“There is a crack in everything, that’s how the light gets in.” -Leonard Cohen
This quote has been rolling over in my head for about a month now. For awhile it was popping up in conversations, in books, and (obviously) in music. A small truth that made being broken seem okay.
I was talking to a friend recently about life and he said, “I keep expecting this to get easier but I feel like I’m just getting more broken.” “I’m afraid that I will always be here, where I am now, trying to make it through life safely so I won’t be more hurt than I am now,” another friend said.
All I can think to say is, “Yeah.” I have friends who are dealing with recovery, it seems impossible every day to keep going forward. I have friends who are dealing with mental illness, it seems impossible to enjoy the good days because they know the bad days are just around the corner. I have friends who face death and injustice at work. I have friends who face broken marriages. I have friends who have heard devastating news at doctors offices and are trying to figure out what to do now. I have friends who are broken. I live in a world that is broken. I am broken.
There is an old Japanese art of fixing broken pottery with a special lacquer dusted with metal, typically gold or silver, called Kintsukuroi (“golden repair”). This repair highlights the cracks and breaks in the piece, and is often more valuable and more beautiful than the original. What I love most about this art is that it replaces the missing pieces with something stronger.

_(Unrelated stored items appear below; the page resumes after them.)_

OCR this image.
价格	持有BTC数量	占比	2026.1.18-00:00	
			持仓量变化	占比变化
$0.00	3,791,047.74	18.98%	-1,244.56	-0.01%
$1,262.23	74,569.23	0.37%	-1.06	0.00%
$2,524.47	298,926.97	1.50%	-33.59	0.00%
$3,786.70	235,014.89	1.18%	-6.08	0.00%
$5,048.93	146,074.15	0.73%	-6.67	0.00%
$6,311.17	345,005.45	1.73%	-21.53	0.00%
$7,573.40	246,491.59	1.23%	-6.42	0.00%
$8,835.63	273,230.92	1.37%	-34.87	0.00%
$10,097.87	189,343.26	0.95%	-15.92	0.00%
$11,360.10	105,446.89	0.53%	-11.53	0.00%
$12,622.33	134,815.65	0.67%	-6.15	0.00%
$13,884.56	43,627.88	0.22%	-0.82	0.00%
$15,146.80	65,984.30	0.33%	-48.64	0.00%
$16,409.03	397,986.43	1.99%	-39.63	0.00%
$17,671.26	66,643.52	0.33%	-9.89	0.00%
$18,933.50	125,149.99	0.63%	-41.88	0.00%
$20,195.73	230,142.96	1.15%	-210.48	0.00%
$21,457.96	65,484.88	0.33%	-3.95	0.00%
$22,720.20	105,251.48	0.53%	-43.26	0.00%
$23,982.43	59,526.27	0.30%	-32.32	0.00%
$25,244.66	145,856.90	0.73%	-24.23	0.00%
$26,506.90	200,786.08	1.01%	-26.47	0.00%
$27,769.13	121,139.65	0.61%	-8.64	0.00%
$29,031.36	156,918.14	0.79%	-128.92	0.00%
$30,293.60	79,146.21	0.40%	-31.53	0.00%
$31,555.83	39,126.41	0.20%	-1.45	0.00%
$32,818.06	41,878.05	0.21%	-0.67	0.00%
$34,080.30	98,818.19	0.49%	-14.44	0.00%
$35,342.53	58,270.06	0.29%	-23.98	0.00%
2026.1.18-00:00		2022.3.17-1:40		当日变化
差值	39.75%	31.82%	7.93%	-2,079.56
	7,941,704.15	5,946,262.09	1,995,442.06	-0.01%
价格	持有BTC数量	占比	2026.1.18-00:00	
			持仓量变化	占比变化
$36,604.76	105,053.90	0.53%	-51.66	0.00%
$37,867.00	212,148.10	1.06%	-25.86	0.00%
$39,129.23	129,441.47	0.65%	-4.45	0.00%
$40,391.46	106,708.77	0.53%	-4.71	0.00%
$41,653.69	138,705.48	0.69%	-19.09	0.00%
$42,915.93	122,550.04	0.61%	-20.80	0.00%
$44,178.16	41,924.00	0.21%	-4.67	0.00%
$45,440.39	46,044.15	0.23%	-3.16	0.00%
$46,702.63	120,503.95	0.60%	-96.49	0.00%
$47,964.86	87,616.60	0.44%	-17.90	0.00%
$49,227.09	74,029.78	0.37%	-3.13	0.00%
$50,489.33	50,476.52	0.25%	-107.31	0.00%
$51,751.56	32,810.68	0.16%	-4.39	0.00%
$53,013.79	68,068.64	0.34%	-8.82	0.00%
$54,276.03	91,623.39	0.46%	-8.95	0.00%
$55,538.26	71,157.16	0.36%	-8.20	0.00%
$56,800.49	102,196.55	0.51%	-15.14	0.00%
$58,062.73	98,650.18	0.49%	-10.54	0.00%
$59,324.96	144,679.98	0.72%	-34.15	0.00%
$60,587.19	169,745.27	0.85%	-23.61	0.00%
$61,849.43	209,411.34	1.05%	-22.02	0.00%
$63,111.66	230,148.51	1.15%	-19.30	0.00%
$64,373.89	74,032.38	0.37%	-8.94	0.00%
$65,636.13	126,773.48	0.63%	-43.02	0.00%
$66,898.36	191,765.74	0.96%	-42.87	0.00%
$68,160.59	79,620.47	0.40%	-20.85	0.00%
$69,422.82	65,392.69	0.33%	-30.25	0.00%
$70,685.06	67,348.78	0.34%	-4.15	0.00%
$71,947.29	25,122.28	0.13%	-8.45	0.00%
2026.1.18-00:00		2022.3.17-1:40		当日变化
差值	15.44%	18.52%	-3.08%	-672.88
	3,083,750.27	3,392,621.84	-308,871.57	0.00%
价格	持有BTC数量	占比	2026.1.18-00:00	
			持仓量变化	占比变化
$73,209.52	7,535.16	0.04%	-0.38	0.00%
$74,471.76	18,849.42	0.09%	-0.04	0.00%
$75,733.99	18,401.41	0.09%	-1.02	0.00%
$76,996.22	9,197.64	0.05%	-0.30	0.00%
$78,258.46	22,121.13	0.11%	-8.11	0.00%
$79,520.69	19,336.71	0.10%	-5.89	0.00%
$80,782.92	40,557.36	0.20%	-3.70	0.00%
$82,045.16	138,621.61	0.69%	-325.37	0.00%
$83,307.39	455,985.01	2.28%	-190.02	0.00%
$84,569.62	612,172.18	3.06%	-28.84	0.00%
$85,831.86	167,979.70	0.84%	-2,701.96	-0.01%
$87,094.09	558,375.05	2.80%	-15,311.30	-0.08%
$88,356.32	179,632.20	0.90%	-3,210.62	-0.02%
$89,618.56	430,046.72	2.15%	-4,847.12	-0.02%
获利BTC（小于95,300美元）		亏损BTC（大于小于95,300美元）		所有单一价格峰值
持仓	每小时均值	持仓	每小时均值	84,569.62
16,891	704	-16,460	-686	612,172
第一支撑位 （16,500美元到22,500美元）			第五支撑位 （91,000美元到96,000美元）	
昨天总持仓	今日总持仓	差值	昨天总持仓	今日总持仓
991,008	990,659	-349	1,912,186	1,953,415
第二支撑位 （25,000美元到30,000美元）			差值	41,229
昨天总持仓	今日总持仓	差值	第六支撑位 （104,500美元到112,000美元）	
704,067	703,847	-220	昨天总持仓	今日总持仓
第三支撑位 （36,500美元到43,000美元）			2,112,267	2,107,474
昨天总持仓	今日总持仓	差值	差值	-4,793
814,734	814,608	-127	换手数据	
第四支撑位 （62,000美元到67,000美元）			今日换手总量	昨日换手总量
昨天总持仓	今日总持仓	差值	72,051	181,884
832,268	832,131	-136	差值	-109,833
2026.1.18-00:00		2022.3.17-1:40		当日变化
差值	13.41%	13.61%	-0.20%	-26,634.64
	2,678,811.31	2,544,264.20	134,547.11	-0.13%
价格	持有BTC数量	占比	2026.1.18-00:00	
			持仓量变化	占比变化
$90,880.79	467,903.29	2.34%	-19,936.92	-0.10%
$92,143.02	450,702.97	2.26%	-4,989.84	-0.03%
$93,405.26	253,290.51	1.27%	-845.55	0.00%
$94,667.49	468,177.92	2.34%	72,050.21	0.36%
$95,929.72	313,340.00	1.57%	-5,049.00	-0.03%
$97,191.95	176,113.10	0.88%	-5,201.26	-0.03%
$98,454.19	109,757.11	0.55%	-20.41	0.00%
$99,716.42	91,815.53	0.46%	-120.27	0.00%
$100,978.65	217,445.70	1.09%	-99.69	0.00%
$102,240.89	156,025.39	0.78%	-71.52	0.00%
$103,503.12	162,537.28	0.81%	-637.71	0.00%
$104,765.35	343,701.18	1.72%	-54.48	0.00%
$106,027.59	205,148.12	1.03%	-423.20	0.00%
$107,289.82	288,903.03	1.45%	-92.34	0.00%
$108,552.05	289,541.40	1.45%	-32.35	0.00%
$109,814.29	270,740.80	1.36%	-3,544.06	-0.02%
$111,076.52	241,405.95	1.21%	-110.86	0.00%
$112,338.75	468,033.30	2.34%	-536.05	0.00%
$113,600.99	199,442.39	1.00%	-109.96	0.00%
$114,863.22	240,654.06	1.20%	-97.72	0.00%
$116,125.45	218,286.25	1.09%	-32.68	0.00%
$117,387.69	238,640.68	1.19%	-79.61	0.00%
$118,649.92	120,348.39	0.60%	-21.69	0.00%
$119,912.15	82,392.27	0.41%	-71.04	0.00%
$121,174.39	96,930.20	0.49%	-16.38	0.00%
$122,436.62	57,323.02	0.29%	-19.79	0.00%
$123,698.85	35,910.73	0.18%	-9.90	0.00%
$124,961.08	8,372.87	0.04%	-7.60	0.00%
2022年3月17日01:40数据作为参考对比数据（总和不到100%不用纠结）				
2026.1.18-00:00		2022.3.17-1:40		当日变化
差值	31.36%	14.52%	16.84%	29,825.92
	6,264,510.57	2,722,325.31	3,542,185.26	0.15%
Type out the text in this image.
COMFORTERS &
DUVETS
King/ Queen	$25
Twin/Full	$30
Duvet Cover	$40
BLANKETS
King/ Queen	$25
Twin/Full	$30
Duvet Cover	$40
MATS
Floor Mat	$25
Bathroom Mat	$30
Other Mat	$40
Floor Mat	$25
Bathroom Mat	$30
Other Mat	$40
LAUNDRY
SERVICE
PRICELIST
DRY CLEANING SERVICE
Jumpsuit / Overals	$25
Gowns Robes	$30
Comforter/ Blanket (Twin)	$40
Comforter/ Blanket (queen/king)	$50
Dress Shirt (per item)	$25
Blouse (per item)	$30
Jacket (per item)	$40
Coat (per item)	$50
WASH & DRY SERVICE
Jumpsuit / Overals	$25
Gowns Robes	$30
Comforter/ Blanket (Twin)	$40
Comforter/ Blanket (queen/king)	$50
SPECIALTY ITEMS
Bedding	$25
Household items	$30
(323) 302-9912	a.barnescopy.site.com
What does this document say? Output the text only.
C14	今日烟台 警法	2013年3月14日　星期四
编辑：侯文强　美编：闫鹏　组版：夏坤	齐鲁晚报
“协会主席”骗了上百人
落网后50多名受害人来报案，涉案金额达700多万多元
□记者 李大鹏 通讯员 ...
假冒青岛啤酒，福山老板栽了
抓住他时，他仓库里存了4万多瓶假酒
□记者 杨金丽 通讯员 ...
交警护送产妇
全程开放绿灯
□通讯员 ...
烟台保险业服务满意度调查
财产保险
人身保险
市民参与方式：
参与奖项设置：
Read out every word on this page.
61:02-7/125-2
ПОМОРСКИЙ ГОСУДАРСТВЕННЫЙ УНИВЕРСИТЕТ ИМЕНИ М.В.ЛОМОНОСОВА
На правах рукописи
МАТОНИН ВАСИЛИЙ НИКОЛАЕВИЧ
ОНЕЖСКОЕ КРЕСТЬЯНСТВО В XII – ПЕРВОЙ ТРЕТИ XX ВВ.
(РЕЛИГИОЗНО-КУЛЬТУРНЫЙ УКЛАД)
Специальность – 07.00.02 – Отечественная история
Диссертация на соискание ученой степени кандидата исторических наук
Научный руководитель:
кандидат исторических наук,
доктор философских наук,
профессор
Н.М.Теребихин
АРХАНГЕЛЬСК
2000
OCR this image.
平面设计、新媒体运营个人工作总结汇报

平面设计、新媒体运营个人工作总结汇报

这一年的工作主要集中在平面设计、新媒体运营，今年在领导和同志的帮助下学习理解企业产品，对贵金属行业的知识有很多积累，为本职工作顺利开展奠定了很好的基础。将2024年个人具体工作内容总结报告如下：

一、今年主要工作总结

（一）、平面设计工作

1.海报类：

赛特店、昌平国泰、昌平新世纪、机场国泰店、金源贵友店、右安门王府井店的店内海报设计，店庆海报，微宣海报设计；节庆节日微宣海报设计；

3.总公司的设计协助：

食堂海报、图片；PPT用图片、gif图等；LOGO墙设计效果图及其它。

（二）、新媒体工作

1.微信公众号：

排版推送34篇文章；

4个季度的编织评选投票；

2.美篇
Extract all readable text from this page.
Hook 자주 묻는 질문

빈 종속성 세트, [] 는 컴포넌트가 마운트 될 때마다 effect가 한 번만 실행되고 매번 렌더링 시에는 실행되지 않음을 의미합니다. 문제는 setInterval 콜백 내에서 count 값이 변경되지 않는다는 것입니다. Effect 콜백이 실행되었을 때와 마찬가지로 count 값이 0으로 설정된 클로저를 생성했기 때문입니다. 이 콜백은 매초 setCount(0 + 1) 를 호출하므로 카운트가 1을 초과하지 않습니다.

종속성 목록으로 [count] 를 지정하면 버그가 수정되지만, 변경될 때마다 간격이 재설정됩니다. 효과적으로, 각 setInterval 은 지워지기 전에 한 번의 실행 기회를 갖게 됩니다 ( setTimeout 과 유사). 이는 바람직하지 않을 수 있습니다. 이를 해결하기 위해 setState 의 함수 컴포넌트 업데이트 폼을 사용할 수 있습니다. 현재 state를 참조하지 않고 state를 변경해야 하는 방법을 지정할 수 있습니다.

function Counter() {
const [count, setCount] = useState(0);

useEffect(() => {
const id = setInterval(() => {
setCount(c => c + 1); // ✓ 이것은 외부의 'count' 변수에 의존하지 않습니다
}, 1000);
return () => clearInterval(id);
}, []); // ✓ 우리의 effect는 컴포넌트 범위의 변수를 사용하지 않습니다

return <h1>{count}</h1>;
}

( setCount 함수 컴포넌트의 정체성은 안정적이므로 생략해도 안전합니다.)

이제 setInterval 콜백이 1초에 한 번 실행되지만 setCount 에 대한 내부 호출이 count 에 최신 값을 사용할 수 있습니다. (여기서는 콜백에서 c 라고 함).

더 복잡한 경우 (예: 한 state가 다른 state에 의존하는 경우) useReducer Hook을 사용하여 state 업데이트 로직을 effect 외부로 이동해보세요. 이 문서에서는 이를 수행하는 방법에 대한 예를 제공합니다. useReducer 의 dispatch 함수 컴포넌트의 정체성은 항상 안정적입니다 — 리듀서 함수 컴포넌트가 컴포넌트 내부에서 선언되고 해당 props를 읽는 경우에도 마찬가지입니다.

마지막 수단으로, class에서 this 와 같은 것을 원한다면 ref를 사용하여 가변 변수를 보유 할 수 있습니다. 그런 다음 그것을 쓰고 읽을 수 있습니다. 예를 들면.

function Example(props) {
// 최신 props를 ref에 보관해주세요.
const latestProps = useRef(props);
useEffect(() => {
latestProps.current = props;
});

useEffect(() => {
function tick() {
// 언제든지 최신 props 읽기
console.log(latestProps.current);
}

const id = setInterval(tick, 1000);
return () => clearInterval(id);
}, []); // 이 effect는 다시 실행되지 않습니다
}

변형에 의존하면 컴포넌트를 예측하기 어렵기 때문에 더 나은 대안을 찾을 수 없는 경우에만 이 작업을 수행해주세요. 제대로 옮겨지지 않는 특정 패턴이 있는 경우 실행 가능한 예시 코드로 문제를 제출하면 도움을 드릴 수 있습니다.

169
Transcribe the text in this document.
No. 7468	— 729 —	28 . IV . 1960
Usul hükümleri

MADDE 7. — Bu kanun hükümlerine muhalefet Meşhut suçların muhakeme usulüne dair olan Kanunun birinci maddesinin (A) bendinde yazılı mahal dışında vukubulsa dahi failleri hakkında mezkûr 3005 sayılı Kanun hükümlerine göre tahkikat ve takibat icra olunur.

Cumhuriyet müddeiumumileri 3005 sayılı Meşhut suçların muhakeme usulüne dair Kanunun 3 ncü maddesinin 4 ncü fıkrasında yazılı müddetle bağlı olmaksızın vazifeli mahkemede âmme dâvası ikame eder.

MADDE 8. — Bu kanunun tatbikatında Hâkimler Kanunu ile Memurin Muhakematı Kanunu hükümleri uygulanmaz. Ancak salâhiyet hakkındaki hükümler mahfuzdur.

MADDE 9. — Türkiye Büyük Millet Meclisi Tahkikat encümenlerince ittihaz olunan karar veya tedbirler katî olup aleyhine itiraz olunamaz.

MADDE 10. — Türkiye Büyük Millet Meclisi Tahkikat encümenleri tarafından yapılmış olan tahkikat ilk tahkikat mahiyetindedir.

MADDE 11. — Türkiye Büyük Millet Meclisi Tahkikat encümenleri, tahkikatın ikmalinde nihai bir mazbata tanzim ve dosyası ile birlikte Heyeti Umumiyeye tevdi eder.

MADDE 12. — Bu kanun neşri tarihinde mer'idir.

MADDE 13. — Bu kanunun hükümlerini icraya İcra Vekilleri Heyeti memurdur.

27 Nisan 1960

I don’t know if we all start out whole, or if we are broken from the start. I know that we all break differently. I know that we are all broken. There is a crack in everything. It allows light to shine. It allows community to grow. It allows us to speak out. It allows us to become more beautiful.
I am learning to embrace my brokenness. I am learning to reach out to those who are broken as well. I hope you know that being broken is okay. I hope you know that you are not alone when you feel this way. I hope you know that the crack in everything allows light to shine into a dark place.